The Possible Role of Mitochondrial ATM, CDK-1, and RAN Expression in the Radioresistance of Human Lung Adenocarcinoma A549 Cells

Background/aim: Radiotherapy (RT) is a widely used treatment for non-small cell lung cancer (NSCLC), one of the most prevalent cancers globally. However, radioresistance (RR) remains a significant challenge, often leading to RT failure. The primary driver of RR is the enhanced DNA repair capability of tumor cells. Understanding the mechanisms underlying RR in NSCLC is essential for developing more effective therapeutic strategies. The ataxia-telangiectasia mutated (ATM) protein kinase is pivotal in responding to DNA double-strand breaks caused by RT. Additionally, cyclin-dependent kinase 1 (CDK1) and Ras-related nuclear protein (RAN) are crucial regulators of mitotic entry, G2 arrest, DNA repair, and cell cycle progression. Although these proteins are present in both cytosolic and mitochondrial forms, their specific roles in radiation response and RR remain poorly understood.

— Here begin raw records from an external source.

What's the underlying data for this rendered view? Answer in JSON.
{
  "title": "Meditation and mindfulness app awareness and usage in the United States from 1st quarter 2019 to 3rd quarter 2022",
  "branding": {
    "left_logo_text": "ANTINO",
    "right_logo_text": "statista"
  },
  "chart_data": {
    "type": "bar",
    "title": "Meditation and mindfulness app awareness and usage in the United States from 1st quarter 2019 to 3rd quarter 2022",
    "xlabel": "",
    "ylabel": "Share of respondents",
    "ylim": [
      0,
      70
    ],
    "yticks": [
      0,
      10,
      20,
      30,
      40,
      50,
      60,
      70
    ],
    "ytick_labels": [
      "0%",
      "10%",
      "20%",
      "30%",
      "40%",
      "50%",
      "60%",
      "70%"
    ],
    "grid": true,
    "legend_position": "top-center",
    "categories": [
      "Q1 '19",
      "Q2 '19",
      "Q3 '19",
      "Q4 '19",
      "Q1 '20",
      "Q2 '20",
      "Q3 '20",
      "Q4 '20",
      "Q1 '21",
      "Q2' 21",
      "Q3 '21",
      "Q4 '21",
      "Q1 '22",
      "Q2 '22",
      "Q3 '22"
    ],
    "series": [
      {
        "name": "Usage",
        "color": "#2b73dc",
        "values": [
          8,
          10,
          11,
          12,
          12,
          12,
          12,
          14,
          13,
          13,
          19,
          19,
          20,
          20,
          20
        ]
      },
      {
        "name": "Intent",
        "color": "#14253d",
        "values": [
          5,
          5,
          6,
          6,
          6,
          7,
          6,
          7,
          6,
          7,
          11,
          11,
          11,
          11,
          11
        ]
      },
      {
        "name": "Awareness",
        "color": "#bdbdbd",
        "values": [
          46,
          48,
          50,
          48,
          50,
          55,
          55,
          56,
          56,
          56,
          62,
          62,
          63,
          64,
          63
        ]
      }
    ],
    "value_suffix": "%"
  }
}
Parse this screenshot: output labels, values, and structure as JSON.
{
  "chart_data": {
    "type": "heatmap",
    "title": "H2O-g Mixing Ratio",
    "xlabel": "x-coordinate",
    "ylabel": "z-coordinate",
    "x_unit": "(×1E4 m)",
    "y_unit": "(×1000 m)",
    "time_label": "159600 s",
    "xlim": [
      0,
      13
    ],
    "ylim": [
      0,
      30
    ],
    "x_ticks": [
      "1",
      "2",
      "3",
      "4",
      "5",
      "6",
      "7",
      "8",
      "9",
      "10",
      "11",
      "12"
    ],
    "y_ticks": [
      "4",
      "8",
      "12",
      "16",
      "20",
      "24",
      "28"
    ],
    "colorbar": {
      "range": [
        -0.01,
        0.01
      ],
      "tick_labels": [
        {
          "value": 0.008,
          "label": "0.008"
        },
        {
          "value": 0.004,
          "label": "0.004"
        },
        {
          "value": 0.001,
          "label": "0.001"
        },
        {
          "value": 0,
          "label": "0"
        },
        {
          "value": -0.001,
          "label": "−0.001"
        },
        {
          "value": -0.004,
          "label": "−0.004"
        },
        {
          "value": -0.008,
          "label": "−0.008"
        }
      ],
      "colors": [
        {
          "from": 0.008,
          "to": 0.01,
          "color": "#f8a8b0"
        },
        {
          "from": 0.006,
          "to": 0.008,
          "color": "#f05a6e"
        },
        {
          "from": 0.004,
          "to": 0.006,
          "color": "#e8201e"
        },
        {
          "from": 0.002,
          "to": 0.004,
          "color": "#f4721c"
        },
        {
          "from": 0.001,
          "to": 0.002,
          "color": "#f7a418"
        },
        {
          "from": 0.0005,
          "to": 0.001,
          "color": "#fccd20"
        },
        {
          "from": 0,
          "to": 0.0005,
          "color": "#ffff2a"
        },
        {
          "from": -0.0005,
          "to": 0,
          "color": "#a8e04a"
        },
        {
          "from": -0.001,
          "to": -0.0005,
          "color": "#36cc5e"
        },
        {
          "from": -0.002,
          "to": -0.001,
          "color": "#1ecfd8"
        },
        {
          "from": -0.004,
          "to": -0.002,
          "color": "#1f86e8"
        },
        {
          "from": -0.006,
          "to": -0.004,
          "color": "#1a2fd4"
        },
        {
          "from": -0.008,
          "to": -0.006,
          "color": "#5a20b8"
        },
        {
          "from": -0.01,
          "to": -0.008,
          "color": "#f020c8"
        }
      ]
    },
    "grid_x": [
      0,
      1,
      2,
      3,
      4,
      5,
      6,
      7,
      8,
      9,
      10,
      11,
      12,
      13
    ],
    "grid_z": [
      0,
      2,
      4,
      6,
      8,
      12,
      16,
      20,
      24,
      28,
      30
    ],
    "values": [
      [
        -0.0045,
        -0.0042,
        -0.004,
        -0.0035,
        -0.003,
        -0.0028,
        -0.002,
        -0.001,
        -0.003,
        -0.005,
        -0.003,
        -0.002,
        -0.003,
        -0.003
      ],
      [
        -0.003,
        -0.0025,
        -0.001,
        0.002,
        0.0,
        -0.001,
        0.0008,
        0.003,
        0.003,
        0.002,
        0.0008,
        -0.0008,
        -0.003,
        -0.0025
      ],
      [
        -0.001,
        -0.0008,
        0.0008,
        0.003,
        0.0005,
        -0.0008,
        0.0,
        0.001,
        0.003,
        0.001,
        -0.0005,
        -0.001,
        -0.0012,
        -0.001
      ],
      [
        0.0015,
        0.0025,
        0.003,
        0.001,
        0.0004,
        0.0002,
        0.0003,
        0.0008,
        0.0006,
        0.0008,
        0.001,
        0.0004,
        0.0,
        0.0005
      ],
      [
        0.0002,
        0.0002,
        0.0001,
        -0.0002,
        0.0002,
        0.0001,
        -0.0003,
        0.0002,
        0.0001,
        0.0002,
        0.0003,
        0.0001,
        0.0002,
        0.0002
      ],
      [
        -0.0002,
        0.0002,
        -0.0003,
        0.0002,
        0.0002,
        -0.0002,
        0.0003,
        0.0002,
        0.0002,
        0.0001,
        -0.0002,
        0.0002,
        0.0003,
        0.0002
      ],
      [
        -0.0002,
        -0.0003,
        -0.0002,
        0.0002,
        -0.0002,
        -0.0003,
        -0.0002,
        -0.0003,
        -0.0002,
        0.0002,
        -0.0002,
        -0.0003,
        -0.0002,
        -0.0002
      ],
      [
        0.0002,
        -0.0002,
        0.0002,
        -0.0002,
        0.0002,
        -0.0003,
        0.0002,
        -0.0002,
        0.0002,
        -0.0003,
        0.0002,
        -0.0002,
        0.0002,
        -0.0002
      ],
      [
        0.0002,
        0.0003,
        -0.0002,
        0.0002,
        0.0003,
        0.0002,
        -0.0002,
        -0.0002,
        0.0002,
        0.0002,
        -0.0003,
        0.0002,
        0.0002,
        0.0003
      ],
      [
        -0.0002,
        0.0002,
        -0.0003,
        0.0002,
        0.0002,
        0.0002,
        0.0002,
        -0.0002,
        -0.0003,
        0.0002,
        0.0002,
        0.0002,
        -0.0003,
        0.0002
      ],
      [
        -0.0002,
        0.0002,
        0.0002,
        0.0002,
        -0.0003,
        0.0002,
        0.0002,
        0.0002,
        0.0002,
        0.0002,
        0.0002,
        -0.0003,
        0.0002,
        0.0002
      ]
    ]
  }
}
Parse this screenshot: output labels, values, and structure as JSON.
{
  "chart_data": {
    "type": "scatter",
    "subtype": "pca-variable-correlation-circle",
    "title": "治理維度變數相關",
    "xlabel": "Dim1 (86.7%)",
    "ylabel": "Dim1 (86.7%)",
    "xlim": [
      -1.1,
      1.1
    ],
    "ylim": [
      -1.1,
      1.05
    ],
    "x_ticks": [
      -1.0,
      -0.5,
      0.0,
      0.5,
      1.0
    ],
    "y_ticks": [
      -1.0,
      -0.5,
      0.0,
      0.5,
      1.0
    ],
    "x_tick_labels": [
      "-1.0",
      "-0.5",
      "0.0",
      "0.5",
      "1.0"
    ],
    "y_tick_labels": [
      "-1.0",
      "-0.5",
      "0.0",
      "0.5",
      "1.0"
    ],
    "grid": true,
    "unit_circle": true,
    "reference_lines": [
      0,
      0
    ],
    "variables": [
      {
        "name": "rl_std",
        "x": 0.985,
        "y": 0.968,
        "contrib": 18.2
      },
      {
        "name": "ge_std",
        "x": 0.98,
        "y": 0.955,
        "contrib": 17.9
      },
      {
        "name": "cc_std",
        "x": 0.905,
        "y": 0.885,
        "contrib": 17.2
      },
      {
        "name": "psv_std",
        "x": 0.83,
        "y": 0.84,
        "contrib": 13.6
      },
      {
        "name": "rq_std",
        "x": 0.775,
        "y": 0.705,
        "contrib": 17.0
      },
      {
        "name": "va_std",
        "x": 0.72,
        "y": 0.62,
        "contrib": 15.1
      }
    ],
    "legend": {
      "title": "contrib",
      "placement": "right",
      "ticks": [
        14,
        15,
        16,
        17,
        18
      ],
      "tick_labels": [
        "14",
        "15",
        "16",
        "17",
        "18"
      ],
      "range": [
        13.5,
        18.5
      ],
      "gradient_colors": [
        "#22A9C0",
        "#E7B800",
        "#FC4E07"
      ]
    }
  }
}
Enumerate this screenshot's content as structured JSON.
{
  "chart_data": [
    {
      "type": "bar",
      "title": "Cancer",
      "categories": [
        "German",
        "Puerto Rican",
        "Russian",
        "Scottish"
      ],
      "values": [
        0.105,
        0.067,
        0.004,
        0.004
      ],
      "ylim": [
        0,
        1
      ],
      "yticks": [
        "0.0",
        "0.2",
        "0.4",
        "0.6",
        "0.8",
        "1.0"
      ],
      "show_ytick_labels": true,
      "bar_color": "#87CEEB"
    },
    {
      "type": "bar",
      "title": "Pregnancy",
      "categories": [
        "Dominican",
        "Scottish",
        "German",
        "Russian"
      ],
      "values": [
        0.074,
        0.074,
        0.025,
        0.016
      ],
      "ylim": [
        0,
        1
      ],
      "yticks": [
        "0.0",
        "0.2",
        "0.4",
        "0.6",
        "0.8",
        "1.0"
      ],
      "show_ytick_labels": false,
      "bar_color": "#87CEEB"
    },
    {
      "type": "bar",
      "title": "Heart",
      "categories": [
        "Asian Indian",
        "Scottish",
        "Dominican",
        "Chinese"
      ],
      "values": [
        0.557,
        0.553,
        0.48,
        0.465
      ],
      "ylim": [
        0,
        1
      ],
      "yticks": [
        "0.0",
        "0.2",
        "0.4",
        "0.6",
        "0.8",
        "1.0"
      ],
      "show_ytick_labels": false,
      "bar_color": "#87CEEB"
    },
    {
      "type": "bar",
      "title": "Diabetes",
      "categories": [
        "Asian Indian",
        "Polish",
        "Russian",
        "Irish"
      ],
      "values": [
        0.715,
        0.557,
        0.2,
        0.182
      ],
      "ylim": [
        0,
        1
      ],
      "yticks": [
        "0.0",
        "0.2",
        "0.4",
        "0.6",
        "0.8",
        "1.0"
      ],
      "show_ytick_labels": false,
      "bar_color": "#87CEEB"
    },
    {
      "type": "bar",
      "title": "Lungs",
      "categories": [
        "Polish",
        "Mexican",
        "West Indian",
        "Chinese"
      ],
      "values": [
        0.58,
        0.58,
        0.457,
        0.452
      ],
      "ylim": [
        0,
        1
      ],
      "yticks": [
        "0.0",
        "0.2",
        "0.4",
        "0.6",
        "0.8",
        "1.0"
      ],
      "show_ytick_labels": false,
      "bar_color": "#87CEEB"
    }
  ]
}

Materials and methods: In this study, A549 cells were exposed to a single 5 Gy dose of ionizing radiation (IR) and analyzed at baseline and on days 1, 3, and 5 post-IR. The expression levels of ATM, CDK1, and RAN in cytosolic and mitochondrial fractions were assessed using immunohistochemical and Western blot analyses. Results: In immunohistochemical evaluations, ATM, CDK1, and RAN immunoreactivities A549 cancer cells were found to increase markedly on the 1st day, decreased on the 3rd day, and approached control group on the 5th day. Mitochondrial expressions of all three proteins increased significantly on day 1 but declined markedly by day 5. Conversely, altered cytosolic expressions returned to baseline levels by day 5. Conclusion: These results suggest that the early upregulation of mitochondrial ATM, CDK1, and RAN contributes to adaptive RR in A549 cancer cells, offering potential targets for overcoming RT resistance.